Race, technology and the law
Many speakers highlighted the relationship between race, technology and the law. In her keynote address, pioneering legal scholar Patricia Williams, professor of law and humanities at Northeastern University, explored the interplay of identity and privacy in a world increasingly shaped by — and dependent on — computer code and algorithms.
“The designers of computer software can mislabel [genetic data] with words that carry ethnic, racial, religious, class, national or other status baggage,” said Williams, whose current research focuses on how racial categories are shaped by the legal regulation of private industry and the government. Technology, she explained, can leave users vulnerable to privacy violations with no legal protection.
Despite the potential for abuse, Capers expressed an optimistic technological outlook. “Afrofuturism has an interesting relationship to technology,” he said. “Rather than people of color simply being passive recipients of technology or victims of technology, they’re also the creators and purveyors of technology” — and, he noted, can use technology to work toward equality.
Afrofuturism in practice
For Executive Symposium Editor Margaret McCallister, L’24, the event offered an opportunity to explore Afrofuturism across disciplines. To prepare for the symposium, members of the Journal visited “Afrofuturism: A History of Black Futures,” an exhibition at the National Museum of African American History and Culture.

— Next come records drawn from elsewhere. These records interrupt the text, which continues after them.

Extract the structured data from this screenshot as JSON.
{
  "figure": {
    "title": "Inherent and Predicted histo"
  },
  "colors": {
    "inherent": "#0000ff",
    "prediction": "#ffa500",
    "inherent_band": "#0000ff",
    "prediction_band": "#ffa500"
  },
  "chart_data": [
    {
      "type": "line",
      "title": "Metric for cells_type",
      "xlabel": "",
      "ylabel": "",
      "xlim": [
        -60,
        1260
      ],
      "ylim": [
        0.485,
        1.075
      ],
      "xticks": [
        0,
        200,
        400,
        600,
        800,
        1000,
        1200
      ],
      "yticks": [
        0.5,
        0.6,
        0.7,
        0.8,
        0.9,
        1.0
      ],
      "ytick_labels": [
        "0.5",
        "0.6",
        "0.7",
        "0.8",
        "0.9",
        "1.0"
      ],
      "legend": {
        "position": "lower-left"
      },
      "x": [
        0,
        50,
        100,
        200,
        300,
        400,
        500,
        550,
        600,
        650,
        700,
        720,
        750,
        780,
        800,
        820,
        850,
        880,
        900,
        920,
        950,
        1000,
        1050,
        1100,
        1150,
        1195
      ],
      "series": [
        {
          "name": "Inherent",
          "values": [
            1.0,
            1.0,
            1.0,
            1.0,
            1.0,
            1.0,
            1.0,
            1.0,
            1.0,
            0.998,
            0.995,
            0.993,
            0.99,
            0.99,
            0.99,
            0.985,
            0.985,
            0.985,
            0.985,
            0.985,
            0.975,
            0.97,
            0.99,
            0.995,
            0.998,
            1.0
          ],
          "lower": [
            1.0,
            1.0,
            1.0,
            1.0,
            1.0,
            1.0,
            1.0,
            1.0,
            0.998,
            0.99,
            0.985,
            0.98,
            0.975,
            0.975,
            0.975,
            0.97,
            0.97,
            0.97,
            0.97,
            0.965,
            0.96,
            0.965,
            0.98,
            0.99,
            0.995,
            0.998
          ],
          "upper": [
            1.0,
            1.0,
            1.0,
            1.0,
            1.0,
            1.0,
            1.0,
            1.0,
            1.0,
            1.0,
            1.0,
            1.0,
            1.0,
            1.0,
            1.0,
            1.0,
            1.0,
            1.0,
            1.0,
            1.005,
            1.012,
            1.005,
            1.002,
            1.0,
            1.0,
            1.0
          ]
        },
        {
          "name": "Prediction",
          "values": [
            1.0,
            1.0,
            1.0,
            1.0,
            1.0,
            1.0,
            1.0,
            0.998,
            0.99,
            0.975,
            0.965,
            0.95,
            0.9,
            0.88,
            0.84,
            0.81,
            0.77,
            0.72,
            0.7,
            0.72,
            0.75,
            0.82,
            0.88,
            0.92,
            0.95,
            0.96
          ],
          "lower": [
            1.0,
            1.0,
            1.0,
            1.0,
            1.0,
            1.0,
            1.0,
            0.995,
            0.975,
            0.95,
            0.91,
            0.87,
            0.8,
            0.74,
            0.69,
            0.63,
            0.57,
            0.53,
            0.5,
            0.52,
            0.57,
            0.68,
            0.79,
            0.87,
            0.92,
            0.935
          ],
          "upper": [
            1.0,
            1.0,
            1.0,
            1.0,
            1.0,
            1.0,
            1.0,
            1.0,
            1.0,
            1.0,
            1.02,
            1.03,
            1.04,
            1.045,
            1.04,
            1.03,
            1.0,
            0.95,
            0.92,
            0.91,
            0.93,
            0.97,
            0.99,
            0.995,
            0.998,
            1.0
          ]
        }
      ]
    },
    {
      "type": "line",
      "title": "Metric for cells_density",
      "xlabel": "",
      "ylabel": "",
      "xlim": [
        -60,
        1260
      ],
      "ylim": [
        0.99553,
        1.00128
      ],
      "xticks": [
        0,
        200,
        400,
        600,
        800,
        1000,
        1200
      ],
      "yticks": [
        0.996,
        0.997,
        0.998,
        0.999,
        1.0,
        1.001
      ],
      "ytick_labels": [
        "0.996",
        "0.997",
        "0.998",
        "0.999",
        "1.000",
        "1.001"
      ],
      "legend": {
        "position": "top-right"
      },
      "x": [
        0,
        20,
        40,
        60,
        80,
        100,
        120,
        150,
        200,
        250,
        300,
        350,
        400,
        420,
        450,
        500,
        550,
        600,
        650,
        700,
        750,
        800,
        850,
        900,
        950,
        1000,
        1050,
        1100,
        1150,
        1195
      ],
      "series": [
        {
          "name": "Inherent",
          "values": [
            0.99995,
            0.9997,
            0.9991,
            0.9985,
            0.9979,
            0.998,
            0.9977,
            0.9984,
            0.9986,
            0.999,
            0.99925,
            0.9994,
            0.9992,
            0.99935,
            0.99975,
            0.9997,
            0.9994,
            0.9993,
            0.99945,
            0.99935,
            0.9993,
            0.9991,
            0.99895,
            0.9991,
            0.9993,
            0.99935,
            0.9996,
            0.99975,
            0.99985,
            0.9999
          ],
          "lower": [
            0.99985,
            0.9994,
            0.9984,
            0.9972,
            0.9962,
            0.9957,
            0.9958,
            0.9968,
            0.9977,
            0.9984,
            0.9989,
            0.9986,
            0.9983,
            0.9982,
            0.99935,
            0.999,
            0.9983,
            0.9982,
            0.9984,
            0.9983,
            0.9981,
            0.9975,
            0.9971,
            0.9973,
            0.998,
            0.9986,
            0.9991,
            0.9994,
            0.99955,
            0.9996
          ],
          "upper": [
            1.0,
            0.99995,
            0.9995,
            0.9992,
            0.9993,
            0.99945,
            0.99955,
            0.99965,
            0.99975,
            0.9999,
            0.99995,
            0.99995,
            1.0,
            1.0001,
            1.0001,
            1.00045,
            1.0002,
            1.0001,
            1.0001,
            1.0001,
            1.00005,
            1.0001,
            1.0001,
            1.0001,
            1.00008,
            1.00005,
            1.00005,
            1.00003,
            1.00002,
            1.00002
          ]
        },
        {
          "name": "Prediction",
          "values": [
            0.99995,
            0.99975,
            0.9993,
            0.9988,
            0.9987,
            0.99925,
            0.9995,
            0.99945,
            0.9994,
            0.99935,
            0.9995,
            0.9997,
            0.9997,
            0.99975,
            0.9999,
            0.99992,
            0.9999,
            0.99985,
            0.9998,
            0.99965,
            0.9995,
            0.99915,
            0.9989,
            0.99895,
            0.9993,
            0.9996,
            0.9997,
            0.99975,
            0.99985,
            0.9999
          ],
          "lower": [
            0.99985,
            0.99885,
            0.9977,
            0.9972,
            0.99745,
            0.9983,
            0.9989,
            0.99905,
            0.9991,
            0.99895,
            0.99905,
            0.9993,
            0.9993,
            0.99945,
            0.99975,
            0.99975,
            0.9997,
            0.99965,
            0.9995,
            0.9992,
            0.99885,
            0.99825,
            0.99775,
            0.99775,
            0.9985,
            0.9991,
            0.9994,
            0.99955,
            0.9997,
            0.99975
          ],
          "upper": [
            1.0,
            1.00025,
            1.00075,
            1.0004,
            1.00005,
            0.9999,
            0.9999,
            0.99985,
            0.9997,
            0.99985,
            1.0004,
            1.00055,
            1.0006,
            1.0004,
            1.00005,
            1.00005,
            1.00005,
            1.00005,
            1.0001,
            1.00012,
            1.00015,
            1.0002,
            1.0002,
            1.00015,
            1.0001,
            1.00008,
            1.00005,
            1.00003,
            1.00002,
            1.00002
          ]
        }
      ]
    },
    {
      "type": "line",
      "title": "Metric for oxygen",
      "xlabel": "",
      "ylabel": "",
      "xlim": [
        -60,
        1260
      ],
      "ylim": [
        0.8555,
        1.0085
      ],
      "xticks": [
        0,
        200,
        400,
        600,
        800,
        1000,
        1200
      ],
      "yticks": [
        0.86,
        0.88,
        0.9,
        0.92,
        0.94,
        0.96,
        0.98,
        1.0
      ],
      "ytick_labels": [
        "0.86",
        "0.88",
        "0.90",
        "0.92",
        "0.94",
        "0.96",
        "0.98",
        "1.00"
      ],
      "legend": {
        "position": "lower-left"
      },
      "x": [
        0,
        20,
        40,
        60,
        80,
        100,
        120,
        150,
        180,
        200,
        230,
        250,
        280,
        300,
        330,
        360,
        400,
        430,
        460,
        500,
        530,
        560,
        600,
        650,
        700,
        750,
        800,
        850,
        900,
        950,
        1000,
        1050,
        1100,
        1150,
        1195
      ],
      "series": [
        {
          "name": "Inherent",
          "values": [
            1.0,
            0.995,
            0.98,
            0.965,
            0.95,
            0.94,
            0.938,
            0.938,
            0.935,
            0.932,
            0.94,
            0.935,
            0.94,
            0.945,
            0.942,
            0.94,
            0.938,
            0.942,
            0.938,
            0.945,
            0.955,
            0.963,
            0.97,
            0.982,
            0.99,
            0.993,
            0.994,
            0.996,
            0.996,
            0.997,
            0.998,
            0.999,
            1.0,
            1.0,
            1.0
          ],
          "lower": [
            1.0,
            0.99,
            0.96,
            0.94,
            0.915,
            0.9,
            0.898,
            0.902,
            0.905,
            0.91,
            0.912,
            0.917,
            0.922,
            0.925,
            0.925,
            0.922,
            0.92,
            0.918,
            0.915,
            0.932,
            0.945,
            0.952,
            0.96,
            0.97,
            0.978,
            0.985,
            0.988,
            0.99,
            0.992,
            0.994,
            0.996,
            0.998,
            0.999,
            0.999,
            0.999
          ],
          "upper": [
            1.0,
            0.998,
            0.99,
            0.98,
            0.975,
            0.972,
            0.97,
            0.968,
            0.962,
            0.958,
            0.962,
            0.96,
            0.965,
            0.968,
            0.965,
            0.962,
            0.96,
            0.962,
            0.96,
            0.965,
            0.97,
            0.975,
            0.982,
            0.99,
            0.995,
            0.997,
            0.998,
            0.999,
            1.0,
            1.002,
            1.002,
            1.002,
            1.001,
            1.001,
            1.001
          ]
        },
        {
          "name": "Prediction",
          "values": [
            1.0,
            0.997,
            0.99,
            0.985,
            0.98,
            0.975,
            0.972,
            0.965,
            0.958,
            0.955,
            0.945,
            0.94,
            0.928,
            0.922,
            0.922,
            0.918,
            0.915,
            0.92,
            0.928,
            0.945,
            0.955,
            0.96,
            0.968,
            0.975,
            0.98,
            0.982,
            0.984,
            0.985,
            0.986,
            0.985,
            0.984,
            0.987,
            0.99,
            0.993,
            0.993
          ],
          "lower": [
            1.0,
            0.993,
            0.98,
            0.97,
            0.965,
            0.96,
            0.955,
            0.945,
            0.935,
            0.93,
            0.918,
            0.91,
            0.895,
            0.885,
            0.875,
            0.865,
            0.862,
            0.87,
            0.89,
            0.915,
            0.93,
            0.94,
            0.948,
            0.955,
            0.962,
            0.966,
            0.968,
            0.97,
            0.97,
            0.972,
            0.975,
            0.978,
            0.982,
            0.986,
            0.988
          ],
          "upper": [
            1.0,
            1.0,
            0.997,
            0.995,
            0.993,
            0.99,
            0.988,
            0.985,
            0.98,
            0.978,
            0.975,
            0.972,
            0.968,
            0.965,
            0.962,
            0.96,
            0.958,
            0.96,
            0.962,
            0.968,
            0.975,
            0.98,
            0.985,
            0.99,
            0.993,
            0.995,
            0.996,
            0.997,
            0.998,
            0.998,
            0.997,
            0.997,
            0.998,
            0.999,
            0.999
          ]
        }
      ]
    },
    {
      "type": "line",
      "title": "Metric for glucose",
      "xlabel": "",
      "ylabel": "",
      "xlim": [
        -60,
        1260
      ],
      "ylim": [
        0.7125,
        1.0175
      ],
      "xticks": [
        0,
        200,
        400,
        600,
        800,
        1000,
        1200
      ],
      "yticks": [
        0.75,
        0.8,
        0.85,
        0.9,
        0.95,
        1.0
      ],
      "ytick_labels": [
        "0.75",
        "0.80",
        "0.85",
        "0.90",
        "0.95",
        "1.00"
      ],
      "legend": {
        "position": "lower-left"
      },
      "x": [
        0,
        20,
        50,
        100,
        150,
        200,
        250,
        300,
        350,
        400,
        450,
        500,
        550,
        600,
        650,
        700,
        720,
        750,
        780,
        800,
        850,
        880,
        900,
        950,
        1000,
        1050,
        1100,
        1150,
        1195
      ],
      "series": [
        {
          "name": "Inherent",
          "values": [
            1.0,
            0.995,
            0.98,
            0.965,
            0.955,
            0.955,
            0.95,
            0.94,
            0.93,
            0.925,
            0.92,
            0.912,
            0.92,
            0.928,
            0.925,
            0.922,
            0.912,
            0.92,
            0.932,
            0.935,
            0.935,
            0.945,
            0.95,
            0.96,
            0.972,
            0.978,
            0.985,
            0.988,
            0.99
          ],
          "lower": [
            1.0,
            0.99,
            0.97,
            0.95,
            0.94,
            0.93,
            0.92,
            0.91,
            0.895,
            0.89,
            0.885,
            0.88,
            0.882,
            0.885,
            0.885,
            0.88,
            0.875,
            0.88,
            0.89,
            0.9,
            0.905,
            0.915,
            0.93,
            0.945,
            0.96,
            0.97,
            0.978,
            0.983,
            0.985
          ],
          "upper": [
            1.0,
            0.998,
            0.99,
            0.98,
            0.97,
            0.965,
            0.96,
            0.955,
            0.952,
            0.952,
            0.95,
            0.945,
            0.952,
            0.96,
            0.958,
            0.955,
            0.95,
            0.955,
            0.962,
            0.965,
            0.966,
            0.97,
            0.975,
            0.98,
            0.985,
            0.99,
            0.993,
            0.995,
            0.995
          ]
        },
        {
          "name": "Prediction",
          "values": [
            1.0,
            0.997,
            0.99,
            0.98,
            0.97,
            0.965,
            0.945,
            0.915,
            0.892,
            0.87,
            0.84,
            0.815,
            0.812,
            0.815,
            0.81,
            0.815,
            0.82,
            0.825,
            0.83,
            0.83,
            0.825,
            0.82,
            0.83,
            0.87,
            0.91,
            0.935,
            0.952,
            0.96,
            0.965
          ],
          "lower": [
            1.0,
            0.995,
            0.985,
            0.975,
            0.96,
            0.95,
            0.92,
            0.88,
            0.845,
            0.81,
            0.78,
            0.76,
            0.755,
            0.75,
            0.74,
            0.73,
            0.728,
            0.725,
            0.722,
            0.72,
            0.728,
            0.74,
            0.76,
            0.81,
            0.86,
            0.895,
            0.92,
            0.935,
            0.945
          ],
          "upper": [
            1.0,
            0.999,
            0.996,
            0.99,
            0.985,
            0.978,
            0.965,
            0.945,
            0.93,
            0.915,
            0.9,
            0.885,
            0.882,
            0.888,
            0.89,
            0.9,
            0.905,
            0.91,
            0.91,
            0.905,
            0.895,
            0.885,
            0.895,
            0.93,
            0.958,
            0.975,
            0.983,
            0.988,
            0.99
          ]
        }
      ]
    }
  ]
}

For the symposium lunch, she turned to Bronze, a local Afrofuturist restaurant whose globally-accented African and Caribbean menu offerings are inspired by the imagined world travels of a 14th-century African character called Alonzo Bronze, named after the owner’s great-grandfather.
“A lot of the day was spent talking about the theory of Afrofuturism, which is abstract,” said McCallister, but the meal was a “physical, tangible” reminder of how Afrofuturism can be put into practice.
Volume 112, Issue 6 of The Georgetown Law Journal is scheduled for publication next summer in print and online. It will feature ten essays by symposium speakers and two student notes.
“We’re really grateful and pleased with how it turned out,” Marvel said of the event. “We have a lot to do between now and publication of the symposium issue, but this event has absolutely reinvigorated us for the work ahead.”